We were directly drawn to this article when we read the title. We found the fact that Hsp110 can prevent protein aggregation very interesting, mainly because we previously learned that Hsp110 works as NEF of Hsp70. It was therefore intriguing to read that Hsp70 and Hsp110 share a canonical structure, but that the SBD-β in Hsp110 is not solely responsible for its holdase activity. It was surprising to learn that an IDR contributes to this activity. To our excitement, this paper shows that the IDR in Hsp110 can actually prevent amyloid formation, which is associated with neurodegenerative diseases. This knowledge is important to better understand how chaperones prevent this pathogenic process in the cell.

Tags: amyloid fibrils, chaperones, hsp110, protein aggregation

doi: Pending

Read preprint (1 votes)

Author's response

Kevin Morano shared

The full length Hsp110 exhibited less potent holdase activity than the hybrid NBD-C-term protein, without the SBD domain. Do you think it is possible that Hsp110 first evolved as a ‘regular’ holdase chaperone with its IDR and that its main function as NEF evolved later?
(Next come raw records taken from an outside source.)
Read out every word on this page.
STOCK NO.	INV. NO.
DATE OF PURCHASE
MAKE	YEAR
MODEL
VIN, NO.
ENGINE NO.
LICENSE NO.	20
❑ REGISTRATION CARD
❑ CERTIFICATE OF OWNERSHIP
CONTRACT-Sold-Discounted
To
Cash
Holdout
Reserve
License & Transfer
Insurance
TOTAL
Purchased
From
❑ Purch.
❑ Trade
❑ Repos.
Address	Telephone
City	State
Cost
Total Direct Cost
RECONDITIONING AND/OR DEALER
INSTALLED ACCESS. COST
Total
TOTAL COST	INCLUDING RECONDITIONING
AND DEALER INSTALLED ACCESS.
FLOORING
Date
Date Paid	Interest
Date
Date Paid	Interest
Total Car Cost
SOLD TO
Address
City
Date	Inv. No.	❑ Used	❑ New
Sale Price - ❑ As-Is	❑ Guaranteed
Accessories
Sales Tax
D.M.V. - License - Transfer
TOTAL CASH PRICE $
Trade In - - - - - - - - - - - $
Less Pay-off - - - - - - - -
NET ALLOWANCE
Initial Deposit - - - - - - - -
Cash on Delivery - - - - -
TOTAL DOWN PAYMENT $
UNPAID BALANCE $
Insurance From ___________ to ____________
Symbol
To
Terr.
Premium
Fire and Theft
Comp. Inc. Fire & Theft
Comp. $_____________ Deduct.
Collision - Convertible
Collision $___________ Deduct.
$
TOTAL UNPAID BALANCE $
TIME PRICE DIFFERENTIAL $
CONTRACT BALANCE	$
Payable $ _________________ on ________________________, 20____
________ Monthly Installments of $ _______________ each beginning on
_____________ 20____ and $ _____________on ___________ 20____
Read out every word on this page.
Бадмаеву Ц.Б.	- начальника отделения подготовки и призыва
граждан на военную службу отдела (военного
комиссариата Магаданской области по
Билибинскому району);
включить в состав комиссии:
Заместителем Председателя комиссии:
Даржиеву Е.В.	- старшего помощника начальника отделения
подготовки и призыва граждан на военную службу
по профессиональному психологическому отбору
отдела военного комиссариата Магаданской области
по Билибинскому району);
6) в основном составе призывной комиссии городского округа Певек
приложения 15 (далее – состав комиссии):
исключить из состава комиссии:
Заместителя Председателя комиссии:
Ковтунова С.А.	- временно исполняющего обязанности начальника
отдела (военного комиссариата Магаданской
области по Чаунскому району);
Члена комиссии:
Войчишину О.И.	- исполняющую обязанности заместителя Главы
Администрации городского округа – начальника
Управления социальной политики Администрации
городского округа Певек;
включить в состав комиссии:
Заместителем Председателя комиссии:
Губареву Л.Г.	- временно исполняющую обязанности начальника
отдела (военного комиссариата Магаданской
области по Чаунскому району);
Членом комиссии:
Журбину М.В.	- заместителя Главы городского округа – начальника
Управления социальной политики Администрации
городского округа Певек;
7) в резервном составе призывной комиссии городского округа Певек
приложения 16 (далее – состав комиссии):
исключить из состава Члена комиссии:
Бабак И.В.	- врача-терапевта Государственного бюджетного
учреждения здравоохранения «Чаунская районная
From what we can gather from studies in yeast it appears the NEF activity of Hsp110 is the predominate function in the cell.  Mutations to the Sse1 SBD-β disrupt substrate binding activity in vitro; however, these mutations had a mild effect on yeast growth.  On the other hand, mutations disrupting NEF activity exhibited deleterious effects on yeast growth and ability to deal with proteotoxic stress.  It appears substrate binding is expendable for Sse1 function in vivo.  Based on these previous findings from our group we think NEF activity evolved earlier and is the more important of the two Hsp110 activities.

In the TEM experiments NBDdHsp110-IDRHsp105α formed small globular structures, but the homologous NBDdHsp110-IDRdHsp110 did not. Do you have an idea why?

We are not sure why NBD-IDRHsp105α forms these globular structures.  We assume the IDRs of this fusion protein are interacting and driving the macromolecular organization, as the isolated NBD does not have this property. As we state in the paper, their size and ultrastructure are strikingly similar to that of αB-crystallin chaperones, which also contain IDRs.  We also note that  the IDR regions of metazoan Hsp110s are not strictly conserved; sequence divergence may explain why the human, but not fly, NBD-IDR constructs formed these globular structures in vitro. More importantly, we have no reason to ascribe a specific biochemical function to the structures as both the fly and human NBD-IDR fusions chaperoned similarly. Something to pursue!

The manuscript was recently published in the Journal of Biological Chemistry. What were the main changes you made as a result of the peer-review process?

Luckily, there were only a few changes needed before JBC accepted the paper for publication.  To assist readers in understanding the various fusion and deletion constructs utilized, we were asked to add some cartoon schematics  and we answered specific reviewer questions about some of the constructs we did not include in the final version of the paper.  We showed that removing the C-terminal extension alone or in combination with SBD-α did not disrupt Hsp110 substrate binding activity, confirming previous findings that SBD-β is a bona fide holdase domain.  One reviewer was concerned that our slightly lower total salt concentration might have contributed to our new findings. We therefore repeated a few of our experiments in a higher salt buffer and found no reproducible difference in chaperone behavior, negating that issue. We were very gratified to see significant attention paid to the story as a pre-print on BioRxiv, including multiple retweets from neurodegenerative disease investigators and research foundations.